Seperti kota-kota lainnya, saat ini Salatiga ingin segera mengukuhkan diri sebagai kota yang beridentitas, yaitu dengan mengangkat suatu bentuk ciri khas tersendiri yang memiliki nilai-nilai filosofi sesuai dengan karakter adat istiadat dan budaya leluhur kota Salatiga, salah satunya dengan mengangkat Busana Tradisional khas Salatiga.

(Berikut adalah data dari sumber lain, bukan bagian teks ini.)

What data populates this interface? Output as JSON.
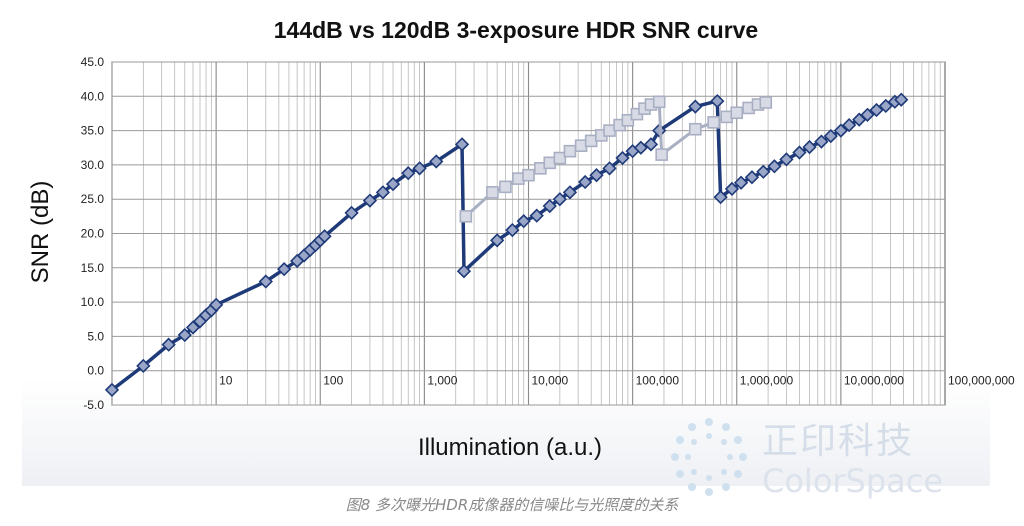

Kekayaan budaya ini harus terus digali dan dilestarikan, sebagai bagian dari rasa kecintaan dan tanggung jawab generasi penerus yang menjunjung tinggi nilai-nilai seni budaya dan pariwisata, komitmen inilah yang melatarbelakangi lahirnya Busana tradisional khas Salatiga, dari kebaya sampai busana Pengantin.

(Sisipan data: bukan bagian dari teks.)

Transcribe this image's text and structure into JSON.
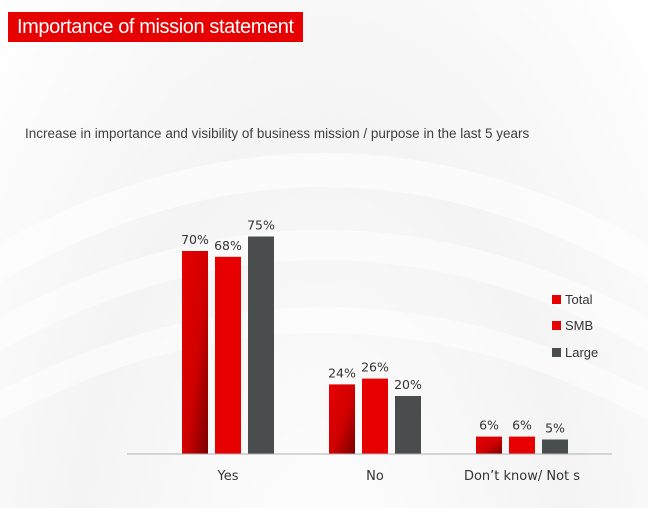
{
  "header": {
    "title": "Importance of mission statement"
  },
  "colors": {
    "total": "#e60000",
    "total_dark": "#8a0000",
    "smb": "#e60000",
    "large": "#4a4d4e",
    "axis": "#b0b0b0",
    "text": "#333333"
  },
  "chart_data": {
    "type": "bar",
    "title": "",
    "subtitle": "Increase in importance and visibility of business mission / purpose in the last 5 years",
    "xlabel": "",
    "ylabel": "",
    "categories": [
      "Yes",
      "No",
      "Don’t know/ Not s"
    ],
    "series": [
      {
        "name": "Total",
        "values": [
          70,
          24,
          6
        ]
      },
      {
        "name": "SMB",
        "values": [
          68,
          26,
          6
        ]
      },
      {
        "name": "Large",
        "values": [
          75,
          20,
          5
        ]
      }
    ],
    "value_suffix": "%",
    "ylim": [
      0,
      100
    ],
    "legend": "right",
    "grid": false
  }
}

Pakaian tradisional yang selama ini dikenakan oleh masyarakat Salatiga masih dipengaruhi dari berbagai unsur budaya seperti Cina, Belanda dan daerah-daerah sekitar seperti Semarang, Surakarta dan Yogyakarta.
Hal ini tidak dapat terelakkan karena sebagai kota kecil yang terletak dijalur kota-kota tersebut, sangat memungkinkan asimilasi budaya ini terjadi. Busana Asli Salatiga dirancang dari hasil pemikiran dan penelitian yang dalam melalui mengamatan sosial kultural masa lalu yang dimodifikasi sedemikan rupa sehingga tetap anggun menarik dan indah. Tentu saja, penataan kembali akan peningkatan Adi Busana khas Salatiga ini membutuhkan proses waktu yang panjang untuk mencapai kesepakatan terbaik, karena pakaian tradisional merupakan kebanggaan seluruh warga untuk dikenakan pada acara kebesaran seremonial dan ritual / acara-acara adat ( misalnya budana adat Hari Jadi Salatiga). Yang menarik, ternyata busana khas Salatiga diambil dari ciri khas pakaian sehari-hari wanita Salatiga jaman dahulu, yaitu dengan menggunakan kemben (tank top) yang dipadukan dengan kebaya, atau disebut kebaya “tumpang tindhih”, Sementara busana pria merupakan perpaduan model Jawa – Cina - Eropa , yang bertumpu pada busana petani/pedesaan tempo dulu.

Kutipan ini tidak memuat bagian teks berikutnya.